Bottom line: For its part, CES organizers told APM Reports that they aren't aware of any confirmed cases of Covid-19 from the conference. A single antibody test result isn't enough to conclude that Covid-19 was indeed present at CES. It is plausible that the person in question contracted the virus afterwards but didn't show any symptoms. Perhaps his post-CES sickness was just another type of illness - conference crud, as it is commonly called.
APM Reports has published evidence that it claims likely suggests Covid-19 was circulating in the US far earlier than believed, perhaps spreading during the Consumer Electronics Show in Las Vegas in early January.
The publication points to the positive results of an antibody test received this week for Michael Webber, a professor at the University of Texas at Austin. Webber, who also works for a global energy firm out of Paris, was one of more than 170,000 attendees from 160+ countries that showed up for the event in early January.
According to APM Reports, Webber also stopped in Hawaii, Southern California and San Francisco on his way to Las Vegas for CES.
Like several others, Webber started feeling ill by the time the four-day conference had concluded.
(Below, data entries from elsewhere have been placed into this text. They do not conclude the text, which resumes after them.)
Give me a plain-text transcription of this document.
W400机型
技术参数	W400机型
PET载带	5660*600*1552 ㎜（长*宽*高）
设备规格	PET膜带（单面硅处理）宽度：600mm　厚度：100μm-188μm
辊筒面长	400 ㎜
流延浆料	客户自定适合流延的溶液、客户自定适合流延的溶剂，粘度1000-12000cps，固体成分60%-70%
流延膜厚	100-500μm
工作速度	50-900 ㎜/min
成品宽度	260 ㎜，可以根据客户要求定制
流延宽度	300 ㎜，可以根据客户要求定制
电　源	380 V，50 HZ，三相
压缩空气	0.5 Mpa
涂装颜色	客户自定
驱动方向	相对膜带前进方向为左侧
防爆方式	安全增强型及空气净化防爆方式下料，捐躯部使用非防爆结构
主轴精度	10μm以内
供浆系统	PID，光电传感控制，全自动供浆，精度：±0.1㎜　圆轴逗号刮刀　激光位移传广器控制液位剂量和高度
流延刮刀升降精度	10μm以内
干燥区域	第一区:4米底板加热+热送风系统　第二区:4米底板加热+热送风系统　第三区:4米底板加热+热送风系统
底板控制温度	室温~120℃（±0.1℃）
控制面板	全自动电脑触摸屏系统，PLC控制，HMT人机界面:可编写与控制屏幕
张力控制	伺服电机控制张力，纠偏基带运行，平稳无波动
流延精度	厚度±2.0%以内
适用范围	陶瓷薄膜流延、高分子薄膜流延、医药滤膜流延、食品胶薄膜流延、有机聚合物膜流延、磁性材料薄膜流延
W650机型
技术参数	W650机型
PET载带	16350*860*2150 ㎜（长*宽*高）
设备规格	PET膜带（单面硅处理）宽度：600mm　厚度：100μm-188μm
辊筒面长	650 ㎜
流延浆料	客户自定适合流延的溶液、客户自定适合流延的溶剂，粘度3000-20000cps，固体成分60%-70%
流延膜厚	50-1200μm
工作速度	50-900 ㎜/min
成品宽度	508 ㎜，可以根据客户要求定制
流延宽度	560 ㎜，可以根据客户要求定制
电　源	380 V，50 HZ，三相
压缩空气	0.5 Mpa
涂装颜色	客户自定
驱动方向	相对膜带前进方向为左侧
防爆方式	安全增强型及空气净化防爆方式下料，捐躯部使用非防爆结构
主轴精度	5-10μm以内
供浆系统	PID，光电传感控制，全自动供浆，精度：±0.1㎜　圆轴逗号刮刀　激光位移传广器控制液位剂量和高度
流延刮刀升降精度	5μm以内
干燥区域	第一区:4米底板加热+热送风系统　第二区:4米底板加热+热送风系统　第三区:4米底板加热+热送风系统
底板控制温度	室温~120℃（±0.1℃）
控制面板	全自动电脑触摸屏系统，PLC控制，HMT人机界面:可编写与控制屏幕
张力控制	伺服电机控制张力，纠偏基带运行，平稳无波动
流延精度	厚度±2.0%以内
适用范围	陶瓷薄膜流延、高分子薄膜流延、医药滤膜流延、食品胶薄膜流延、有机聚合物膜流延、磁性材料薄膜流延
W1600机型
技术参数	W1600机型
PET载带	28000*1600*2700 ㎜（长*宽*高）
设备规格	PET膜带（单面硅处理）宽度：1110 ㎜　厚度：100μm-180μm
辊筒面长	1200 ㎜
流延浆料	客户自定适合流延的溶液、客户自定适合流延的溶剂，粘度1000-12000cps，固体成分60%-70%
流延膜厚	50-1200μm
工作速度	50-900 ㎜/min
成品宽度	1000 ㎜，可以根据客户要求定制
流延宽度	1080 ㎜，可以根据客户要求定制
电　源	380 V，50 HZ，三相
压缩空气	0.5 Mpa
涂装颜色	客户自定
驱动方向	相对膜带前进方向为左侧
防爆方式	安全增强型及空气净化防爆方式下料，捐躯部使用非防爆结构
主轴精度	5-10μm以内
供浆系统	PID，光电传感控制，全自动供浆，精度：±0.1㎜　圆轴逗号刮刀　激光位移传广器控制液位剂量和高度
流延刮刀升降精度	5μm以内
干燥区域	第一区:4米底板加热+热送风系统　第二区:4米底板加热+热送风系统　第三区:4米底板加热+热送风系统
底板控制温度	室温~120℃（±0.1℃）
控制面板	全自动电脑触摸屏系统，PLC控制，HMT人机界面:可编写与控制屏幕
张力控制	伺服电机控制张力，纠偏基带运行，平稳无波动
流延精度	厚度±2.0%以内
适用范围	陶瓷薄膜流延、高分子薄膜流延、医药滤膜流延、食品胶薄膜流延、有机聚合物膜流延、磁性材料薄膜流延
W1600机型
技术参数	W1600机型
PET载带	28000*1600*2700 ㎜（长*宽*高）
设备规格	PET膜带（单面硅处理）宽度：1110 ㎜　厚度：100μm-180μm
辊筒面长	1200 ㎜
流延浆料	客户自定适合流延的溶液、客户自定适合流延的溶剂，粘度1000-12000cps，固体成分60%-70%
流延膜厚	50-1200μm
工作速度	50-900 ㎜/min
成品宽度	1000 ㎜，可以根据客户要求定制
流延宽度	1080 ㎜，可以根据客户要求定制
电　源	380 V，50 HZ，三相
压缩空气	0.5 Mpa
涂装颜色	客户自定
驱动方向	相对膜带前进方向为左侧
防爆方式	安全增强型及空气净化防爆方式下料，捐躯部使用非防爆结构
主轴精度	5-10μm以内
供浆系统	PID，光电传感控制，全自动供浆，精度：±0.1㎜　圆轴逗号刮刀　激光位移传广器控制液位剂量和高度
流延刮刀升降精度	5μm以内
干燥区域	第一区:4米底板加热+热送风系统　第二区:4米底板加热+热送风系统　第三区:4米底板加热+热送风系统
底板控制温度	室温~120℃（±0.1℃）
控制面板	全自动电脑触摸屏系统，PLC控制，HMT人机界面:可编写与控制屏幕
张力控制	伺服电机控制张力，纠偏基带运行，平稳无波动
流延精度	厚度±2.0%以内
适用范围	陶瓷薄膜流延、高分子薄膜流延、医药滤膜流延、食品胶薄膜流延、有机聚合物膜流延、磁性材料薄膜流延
On the last day of the show, Webber tweeted that the Las Vegas airport sounded like an infirmary with "all sorts of people sneezing & coughing."
The publication cites several other mentions on Twitter from people who had attended CES and felt terrible afterwards.
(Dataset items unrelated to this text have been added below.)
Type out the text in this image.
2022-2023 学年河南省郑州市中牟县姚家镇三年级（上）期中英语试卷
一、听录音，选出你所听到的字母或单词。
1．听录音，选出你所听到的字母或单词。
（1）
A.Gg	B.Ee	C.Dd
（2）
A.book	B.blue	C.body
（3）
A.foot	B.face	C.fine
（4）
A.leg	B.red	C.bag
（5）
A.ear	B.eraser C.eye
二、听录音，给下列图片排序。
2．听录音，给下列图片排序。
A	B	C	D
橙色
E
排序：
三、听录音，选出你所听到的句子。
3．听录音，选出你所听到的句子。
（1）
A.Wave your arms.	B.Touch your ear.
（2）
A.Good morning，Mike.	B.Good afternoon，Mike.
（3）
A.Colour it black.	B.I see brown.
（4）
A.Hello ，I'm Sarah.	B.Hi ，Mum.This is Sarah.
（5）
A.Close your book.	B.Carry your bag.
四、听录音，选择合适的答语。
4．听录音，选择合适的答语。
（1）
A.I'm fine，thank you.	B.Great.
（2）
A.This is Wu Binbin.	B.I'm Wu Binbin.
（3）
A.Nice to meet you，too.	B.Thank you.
Fortunately, Webber recovered. This week, he received the results for a serology test conducted in late April that can identify antibodies "that indicate a person has recovered from the Covid-19 virus." The test he took "revealed what he had suspected," the publication said, adding that it was manufactured by Guangzhou Wondfo Biotech, a company that sells pregnancy tests to Amazon and Walmart.
The test was "approved by the Chinese equivalent of the U.S. Food and Drug Administration and is available in the United States under emergency guidelines." Furthermore, it is 99 percent effective according to the manufacturer but hasn't been approved by the FDA in the US.
Webber told the publication that he hasn't been sick or traveled since feeling ill in January.
As someone that has attended CES four times, I can attest that it is not uncommon to feel bad after the show. CES officially runs for four days but in reality, most people are there earlier to cover press events and may even stay after to get work done, see the city or let the crowds die down at the airport. During the madness, you're constantly on the go, shaking hands with all sort of strangers, bumping shoulders on the show floor, handling gadgets that thousands of others have had their mitts on, partying all hours of the night and running on just a few hours of sleep. Factor in plane rides to and from Las Vegas and yeah, you're probably going to get sick.
Then again, a massive trade show like CES would be the perfect incubator for a virus to spread, especially if hardly anyone knew about it. It could also explain why there are so many cases in the US and how the virus could have spread around the globe so quickly and efficiently.
But as Dr. Chin-Hong, of UCSF's School of Medicine, correctly notes, more "old fashioned sleuthing" is needed to determine if CES truly played a role in the spread of Covid-19.